Wearers' Concerns, Selection Factors
Despite the rigorous evaluations that NIOSH-approved escape masks undergo and with the end result being a high-performance respiratory protective unit, the use of an escape respirator by civilians could still enhance the already existing feeling of panic in emergency situations and create physiological and psychological stress. In a panic situation, untrained users become very sensitive to the changes of the normal respiratory pattern, particularly to the additional breathing resistance caused by filters, valves, etc. In many cases, the non-professional users translate these phenomena to suffocation due to exposure to hazardous contaminants.

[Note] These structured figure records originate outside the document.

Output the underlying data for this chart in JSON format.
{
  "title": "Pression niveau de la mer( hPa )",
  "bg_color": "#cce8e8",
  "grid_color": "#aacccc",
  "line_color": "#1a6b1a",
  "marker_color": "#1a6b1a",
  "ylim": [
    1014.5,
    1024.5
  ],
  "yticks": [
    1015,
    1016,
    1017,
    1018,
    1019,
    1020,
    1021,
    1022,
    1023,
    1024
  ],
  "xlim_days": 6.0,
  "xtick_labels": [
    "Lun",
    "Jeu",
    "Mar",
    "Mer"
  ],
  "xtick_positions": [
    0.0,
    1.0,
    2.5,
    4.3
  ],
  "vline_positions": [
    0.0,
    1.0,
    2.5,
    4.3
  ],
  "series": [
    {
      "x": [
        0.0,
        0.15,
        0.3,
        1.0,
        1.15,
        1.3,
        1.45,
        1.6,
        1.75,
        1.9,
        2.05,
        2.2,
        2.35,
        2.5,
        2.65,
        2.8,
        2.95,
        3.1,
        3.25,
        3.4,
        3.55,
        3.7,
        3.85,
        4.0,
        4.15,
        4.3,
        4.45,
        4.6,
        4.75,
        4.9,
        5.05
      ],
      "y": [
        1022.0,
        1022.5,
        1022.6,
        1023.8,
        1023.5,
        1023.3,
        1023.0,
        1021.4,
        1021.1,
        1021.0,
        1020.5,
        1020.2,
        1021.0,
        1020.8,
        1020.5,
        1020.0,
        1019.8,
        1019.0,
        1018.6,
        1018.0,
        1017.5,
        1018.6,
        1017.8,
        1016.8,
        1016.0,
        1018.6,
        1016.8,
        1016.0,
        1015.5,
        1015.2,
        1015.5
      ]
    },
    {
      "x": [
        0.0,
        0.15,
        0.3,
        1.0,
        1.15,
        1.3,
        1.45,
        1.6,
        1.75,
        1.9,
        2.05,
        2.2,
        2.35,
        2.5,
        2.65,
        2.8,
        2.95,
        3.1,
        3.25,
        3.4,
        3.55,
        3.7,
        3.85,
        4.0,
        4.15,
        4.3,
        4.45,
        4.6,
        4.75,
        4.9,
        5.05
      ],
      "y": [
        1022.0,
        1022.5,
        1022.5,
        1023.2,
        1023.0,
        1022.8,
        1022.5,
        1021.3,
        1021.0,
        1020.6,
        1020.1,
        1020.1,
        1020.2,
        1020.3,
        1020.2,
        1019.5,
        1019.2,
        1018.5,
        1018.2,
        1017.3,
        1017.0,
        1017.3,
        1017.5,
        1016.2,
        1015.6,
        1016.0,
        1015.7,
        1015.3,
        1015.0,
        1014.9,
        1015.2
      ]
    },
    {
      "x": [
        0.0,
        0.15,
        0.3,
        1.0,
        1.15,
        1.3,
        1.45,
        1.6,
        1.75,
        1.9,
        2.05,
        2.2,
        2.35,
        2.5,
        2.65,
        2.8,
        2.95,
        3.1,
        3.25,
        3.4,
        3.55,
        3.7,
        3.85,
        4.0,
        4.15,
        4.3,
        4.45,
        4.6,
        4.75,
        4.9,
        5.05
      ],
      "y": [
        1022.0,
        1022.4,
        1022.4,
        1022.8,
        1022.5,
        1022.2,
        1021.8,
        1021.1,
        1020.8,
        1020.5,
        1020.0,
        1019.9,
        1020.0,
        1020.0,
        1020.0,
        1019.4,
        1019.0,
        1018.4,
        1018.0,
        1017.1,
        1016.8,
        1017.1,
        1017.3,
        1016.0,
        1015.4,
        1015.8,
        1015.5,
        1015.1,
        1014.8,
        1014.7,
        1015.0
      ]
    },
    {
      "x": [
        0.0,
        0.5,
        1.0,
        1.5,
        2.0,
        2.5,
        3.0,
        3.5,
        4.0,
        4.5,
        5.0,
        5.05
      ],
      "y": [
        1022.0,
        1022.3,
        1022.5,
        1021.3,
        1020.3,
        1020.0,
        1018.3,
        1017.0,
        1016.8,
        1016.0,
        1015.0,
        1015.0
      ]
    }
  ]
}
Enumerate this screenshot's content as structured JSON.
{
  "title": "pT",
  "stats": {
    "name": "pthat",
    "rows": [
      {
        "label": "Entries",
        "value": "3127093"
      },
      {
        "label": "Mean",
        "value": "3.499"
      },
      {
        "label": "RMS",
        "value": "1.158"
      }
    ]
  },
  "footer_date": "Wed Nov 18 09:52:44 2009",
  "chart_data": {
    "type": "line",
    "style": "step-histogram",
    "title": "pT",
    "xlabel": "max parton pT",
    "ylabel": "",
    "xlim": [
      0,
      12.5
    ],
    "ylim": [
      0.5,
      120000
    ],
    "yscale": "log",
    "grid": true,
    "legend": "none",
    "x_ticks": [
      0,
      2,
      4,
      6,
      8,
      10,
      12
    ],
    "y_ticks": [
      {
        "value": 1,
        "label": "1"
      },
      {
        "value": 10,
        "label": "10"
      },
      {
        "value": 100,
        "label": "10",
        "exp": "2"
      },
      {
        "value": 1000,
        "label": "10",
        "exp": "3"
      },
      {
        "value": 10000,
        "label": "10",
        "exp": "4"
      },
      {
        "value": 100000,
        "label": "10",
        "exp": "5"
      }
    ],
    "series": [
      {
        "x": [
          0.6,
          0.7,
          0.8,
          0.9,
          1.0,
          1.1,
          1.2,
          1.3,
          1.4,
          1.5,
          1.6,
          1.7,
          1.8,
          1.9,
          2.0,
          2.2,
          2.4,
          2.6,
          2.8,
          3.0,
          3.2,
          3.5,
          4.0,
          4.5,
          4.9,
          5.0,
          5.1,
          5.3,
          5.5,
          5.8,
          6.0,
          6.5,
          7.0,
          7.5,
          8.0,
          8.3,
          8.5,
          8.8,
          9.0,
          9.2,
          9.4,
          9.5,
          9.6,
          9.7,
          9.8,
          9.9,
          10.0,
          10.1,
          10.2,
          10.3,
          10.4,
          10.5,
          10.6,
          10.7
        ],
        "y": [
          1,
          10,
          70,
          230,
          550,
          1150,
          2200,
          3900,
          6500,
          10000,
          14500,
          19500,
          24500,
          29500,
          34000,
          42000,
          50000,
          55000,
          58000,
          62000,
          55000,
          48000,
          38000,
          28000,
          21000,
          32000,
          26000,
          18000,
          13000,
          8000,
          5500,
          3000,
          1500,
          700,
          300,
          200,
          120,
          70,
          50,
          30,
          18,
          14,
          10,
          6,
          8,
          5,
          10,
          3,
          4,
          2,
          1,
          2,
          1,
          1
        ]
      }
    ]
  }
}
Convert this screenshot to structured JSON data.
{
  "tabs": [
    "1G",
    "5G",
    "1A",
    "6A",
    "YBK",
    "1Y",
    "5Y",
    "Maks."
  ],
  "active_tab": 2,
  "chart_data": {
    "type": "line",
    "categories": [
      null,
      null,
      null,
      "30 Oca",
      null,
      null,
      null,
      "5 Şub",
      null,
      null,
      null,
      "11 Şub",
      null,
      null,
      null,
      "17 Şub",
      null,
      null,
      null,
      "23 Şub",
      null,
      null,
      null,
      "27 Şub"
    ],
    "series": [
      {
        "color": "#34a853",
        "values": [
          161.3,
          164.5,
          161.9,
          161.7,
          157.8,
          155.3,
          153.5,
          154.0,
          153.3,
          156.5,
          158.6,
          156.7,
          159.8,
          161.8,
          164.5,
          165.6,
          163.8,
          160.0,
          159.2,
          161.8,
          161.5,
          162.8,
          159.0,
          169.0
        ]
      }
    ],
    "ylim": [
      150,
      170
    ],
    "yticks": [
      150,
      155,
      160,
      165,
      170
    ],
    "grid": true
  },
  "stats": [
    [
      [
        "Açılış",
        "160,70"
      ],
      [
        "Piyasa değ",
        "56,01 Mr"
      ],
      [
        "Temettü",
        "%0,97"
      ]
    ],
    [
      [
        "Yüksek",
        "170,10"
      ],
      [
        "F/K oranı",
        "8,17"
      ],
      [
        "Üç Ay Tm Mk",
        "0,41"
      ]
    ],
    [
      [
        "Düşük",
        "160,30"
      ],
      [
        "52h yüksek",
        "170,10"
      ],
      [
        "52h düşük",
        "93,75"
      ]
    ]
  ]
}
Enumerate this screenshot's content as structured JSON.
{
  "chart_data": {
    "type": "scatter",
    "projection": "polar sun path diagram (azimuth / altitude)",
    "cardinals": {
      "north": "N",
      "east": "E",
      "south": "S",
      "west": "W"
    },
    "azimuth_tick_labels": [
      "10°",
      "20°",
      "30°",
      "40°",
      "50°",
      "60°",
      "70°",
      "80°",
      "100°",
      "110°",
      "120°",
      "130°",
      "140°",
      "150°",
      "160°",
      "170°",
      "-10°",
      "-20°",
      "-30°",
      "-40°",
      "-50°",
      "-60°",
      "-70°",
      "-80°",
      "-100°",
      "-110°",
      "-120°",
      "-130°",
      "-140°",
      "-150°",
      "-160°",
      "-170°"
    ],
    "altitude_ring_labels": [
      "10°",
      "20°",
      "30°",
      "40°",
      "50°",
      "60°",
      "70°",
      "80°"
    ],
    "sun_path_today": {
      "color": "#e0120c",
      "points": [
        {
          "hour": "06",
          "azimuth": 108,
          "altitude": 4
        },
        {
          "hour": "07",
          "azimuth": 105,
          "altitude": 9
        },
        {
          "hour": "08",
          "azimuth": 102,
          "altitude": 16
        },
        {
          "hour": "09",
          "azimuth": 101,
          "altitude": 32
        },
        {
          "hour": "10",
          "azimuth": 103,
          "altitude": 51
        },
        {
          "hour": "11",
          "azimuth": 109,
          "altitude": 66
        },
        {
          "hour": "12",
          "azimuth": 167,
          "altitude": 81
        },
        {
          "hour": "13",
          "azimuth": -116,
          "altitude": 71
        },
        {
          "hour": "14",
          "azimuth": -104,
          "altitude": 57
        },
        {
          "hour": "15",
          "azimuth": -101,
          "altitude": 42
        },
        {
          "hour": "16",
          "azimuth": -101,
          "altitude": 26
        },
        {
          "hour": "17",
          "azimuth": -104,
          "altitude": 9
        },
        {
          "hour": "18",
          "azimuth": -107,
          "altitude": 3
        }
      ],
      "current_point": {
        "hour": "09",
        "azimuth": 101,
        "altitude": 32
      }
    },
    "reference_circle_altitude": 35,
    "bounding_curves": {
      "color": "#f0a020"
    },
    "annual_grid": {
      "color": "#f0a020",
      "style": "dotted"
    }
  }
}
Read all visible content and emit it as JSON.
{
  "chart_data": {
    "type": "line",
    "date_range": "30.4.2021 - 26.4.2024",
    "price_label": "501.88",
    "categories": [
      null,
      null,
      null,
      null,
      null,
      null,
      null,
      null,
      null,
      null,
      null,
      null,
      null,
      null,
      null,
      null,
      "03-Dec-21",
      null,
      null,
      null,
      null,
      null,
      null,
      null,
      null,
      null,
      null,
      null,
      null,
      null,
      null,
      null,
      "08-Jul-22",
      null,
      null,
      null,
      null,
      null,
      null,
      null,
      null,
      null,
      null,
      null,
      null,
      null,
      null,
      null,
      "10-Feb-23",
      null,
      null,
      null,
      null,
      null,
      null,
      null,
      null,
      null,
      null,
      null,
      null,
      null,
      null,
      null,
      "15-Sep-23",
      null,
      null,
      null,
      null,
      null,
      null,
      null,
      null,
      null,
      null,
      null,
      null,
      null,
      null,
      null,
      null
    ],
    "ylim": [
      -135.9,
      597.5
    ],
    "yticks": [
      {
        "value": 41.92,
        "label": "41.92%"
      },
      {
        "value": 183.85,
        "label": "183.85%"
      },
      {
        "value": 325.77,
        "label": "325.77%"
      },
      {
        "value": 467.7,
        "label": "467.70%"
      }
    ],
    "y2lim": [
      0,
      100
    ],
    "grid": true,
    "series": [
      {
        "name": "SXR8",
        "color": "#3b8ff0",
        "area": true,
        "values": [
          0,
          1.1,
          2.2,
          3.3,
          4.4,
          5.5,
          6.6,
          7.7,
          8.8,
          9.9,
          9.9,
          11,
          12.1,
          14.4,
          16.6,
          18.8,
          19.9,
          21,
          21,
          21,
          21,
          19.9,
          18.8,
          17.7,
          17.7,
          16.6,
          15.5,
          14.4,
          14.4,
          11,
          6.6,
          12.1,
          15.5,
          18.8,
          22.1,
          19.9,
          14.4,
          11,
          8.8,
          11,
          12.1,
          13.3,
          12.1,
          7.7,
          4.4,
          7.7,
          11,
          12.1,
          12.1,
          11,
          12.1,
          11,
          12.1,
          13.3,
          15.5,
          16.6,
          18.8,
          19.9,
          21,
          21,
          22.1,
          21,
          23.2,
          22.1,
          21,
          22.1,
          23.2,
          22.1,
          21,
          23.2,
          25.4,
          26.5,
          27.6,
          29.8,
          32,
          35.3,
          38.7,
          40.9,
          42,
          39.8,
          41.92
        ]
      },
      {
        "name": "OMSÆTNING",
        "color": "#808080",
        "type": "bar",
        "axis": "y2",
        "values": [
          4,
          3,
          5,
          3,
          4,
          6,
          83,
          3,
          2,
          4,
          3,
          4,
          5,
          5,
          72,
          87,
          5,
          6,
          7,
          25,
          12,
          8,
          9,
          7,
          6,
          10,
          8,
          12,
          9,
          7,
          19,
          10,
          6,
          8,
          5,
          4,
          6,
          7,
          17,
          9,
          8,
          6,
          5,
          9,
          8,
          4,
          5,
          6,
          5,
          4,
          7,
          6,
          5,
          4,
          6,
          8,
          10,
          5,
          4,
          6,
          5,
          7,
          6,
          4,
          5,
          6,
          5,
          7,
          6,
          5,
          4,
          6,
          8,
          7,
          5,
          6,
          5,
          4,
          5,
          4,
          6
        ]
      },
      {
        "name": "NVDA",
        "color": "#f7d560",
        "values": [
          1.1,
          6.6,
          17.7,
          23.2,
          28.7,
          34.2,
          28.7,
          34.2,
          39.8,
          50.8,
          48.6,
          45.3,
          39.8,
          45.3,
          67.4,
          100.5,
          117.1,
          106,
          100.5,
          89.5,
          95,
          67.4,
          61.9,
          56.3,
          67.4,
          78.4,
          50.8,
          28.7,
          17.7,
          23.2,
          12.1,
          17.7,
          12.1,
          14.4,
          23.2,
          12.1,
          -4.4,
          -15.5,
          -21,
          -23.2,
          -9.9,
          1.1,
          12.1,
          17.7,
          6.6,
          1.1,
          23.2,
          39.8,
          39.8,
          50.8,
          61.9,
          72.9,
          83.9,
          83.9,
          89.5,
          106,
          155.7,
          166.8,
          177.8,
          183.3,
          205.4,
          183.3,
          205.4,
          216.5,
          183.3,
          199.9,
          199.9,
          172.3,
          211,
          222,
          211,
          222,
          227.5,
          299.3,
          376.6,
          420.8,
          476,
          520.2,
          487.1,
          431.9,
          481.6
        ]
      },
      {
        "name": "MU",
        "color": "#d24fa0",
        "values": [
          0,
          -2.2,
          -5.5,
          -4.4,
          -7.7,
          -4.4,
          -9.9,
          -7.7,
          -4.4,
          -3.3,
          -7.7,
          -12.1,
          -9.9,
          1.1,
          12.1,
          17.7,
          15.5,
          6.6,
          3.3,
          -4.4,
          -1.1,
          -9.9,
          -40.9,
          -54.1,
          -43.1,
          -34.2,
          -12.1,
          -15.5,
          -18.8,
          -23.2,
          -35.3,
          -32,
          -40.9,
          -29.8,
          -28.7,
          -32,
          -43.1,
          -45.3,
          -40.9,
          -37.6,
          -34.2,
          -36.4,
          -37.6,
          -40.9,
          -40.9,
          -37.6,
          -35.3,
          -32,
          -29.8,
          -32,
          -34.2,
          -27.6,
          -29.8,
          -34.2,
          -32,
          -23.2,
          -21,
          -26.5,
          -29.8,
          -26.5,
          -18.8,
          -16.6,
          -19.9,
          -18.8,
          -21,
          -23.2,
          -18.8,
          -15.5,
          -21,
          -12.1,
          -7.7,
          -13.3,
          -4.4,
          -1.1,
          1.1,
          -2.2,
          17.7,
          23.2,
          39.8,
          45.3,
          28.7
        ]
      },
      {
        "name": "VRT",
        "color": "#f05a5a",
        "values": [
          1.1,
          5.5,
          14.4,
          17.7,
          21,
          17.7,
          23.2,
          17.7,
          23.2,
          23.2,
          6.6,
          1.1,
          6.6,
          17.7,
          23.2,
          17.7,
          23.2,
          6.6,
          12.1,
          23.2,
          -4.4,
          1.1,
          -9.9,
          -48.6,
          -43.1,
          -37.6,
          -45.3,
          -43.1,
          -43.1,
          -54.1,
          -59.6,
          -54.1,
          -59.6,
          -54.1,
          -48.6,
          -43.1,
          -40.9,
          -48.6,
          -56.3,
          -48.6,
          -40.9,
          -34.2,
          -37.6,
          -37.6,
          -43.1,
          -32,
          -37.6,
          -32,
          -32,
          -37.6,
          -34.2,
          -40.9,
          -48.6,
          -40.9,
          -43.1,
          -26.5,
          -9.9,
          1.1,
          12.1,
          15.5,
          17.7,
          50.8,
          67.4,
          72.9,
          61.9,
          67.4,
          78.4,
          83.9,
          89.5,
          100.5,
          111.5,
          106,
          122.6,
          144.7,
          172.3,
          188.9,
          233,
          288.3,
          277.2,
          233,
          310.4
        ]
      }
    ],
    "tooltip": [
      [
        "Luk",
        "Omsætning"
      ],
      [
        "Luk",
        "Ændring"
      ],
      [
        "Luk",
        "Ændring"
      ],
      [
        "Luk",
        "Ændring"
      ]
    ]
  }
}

Considering these factors, in addition to selecting a NIOSH-approved escape mask, in order to minimize the stress of wearing a respirator and enhance the effectiveness of escape operations, users must consider and examine the following factors when selecting an escape mask for their particular situations:
- Understand the physical condition of the population. The age and general physical condition of the intended user population is a critical factor in selecting the appropriate product. Individuals with respiratory ailments may be more keenly aware of changes in breathing resistance; consequently, looking for products that minimize this breathing resistance is desirable. Based on significant experience working with the Israeli civilian population, it is known that breath-assisted devices are better tolerated by civilian users and most certainly by those with respiratory ailments (e.g., asthma).
- Ensure an unobstructed field of vision. In order to reduce feelings of claustrophobia and enhance the overall comfort of the wearer, systems that offer wide, unobstructed fields of view are desirable. Better visibility allows wearers to feel more comfortable in their surroundings and to understand instructions more readily.
- Being able to recognize wearers is important. Again, to reduce feelings of stress and minimize the encumbrance of wearing a mask, systems that do not obstruct the facial features of the wearer are more desirable for the user and those around him.
- Wearers must be able to communicate. The ability to communicate in an escape scenario is extremely important, both to those providing instructions and those listening to instructions. Systems that do not obstruct the mouth of the wearer help support two-way communications in the most natural manner.
- The masks should be simple to operate. During stressful situations, users of escape masks should be able to easily don the products without having to perform a series of complicated operations, such as having to adjust nosecup straps. It should be noted that despite initial training, most escape mask wearers are not professionals and do not use a respirator on a daily basis. Accordingly, systems offering the most intuitive operation are the most desirable. Prior to purchasing a system, potential buyers should request units from the manufacturer in order to perform their own assessment of the "usability" of the product. In this manner, specific needs of the intended user population can be evaluated.
In summary, the recent standards published by NIOSH have gone a long way toward providing the buyers/users of escape masks with proper benchmarks of performance. The requirements were carefully selected, and the testing involved is rigorous. In selecting which approved system to purchase, buyers should consider the factors above to ensure their purchases meet the needs of their specific applications.
This article appeared in the July 2006 issue of Occupational Health & Safety.